“We’ve become accustomed to these films coming with an intensely personal angle, and a moral one too. On both those counts this articulate film stood out”
“At the heart of the film and the boys’ quest is the question: did he have it in him to kill a man. The question is not – and perhaps can never be – definitively answered, but that is not the point of this industrious film, and perhaps not even the point of the brothers’ inquiry. Instead, it disinters a relatively unknown part of Jewish and Australian history, and poses the question of whether it can be morally right to kill and – more subtly – how much blame should be laid at the feet of governments and authorities who fail to deliver justice and punishment for those guilty of some of the worst crimes in history.”
Lucy Mangan, The Guardian
“After so many thousands of documentary hours on the subject of Nazis it’s astonishing that still such lesser-known stories emerge. Being in the Storyville strand, however, Our Father: The Nazi Killer was never going to be straightforward history; we’ve become accustomed to these films coming with an intensely personal angle, and a moral one too. On both those counts this articulate film stood out, while having the whiff of a movie thriller.”
James Jackson, The Times
Great British Menu, BBC2
“It’s not good to dash about on a full stomach, but this daily cookery contest doesn’t stay still for a moment. As four professional chefs compete to create imaginative dishes with the emphasis on presentation, the pace is frantic. Every platter is a tiny mouthful, and every remark is a soundbite. The whole show is edited like a music video, a blizzard of brief glimpses that flash past too quickly to be savoured.”
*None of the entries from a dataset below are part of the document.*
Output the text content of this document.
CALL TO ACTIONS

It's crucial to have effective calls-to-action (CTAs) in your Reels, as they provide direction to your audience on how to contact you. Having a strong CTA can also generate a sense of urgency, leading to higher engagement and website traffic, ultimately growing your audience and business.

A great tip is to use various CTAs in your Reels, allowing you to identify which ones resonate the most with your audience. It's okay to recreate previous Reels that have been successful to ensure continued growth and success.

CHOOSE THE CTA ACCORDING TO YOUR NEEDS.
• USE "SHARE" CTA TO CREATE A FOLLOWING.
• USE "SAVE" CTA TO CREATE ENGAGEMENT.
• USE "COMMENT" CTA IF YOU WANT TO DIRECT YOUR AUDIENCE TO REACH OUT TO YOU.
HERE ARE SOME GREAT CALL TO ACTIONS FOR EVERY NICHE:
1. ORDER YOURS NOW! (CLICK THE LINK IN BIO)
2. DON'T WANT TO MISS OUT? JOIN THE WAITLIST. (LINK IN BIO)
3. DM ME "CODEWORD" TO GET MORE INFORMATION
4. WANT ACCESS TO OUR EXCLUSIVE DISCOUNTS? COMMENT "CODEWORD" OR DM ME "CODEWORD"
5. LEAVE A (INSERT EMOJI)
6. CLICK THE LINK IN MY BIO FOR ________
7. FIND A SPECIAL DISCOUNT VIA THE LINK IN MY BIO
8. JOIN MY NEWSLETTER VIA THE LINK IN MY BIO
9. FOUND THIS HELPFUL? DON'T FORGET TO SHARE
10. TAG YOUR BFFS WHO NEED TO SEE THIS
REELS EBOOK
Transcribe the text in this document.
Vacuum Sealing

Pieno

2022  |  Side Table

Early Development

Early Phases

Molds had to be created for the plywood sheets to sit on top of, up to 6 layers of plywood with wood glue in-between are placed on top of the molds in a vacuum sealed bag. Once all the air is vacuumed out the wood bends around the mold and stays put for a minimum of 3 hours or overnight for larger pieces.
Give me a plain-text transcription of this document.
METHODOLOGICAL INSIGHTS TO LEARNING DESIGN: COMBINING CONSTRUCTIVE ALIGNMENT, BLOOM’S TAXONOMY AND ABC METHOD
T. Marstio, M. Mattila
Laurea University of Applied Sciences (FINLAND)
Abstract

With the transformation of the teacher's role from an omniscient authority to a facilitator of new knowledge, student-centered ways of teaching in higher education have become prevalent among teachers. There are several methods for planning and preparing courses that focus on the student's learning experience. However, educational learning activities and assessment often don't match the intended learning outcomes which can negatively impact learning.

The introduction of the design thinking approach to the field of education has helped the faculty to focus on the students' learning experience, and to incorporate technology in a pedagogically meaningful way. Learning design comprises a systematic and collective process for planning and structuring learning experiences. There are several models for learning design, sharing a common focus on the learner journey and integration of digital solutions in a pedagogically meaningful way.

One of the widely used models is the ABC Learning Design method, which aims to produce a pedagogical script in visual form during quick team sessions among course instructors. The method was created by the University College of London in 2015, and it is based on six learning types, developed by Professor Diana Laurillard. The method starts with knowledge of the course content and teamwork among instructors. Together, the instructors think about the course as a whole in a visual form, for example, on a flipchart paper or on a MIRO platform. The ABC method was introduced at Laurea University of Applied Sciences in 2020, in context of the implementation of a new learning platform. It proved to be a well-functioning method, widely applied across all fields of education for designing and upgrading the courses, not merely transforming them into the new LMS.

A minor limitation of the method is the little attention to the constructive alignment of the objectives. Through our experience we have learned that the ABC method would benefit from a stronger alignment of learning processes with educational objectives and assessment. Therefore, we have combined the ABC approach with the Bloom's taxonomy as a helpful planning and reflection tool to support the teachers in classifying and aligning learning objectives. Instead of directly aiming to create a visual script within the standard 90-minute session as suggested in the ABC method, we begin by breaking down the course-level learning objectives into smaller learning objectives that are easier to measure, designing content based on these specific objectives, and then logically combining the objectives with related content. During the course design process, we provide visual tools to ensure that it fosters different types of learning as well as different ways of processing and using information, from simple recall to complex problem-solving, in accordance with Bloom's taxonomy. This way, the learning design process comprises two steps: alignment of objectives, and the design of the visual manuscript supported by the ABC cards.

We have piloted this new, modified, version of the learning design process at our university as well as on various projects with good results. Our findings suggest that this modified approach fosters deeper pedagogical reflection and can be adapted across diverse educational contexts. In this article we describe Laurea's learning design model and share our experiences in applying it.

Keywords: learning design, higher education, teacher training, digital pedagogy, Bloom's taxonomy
Christopher Stevens, Daily Mail
“Great British Menu has been on the BBC for 18 years now, and the public’s relationship with cooking has changed. We want drama, relatability, jeopardy, emotion from cookery television, but Great British Menu serves up something altogether duller and less appetising. It’s not over for the cooking competition… but it does need some sort of revamp.”
Emily Baker, The i
Six Nations: Full Contact, Netflix
“This is not so much the view of a fly lurking on the dressing-room wall, more that of the public relations executive carefully curating things from the corner. This is rugby presented as the ultimate in gladiatorial combat, all slo-mo crunches and pitchside pyrotechnics, thumping tackles and beautifully spun passes – with the occasional swearword thrown in to insist on authenticity.”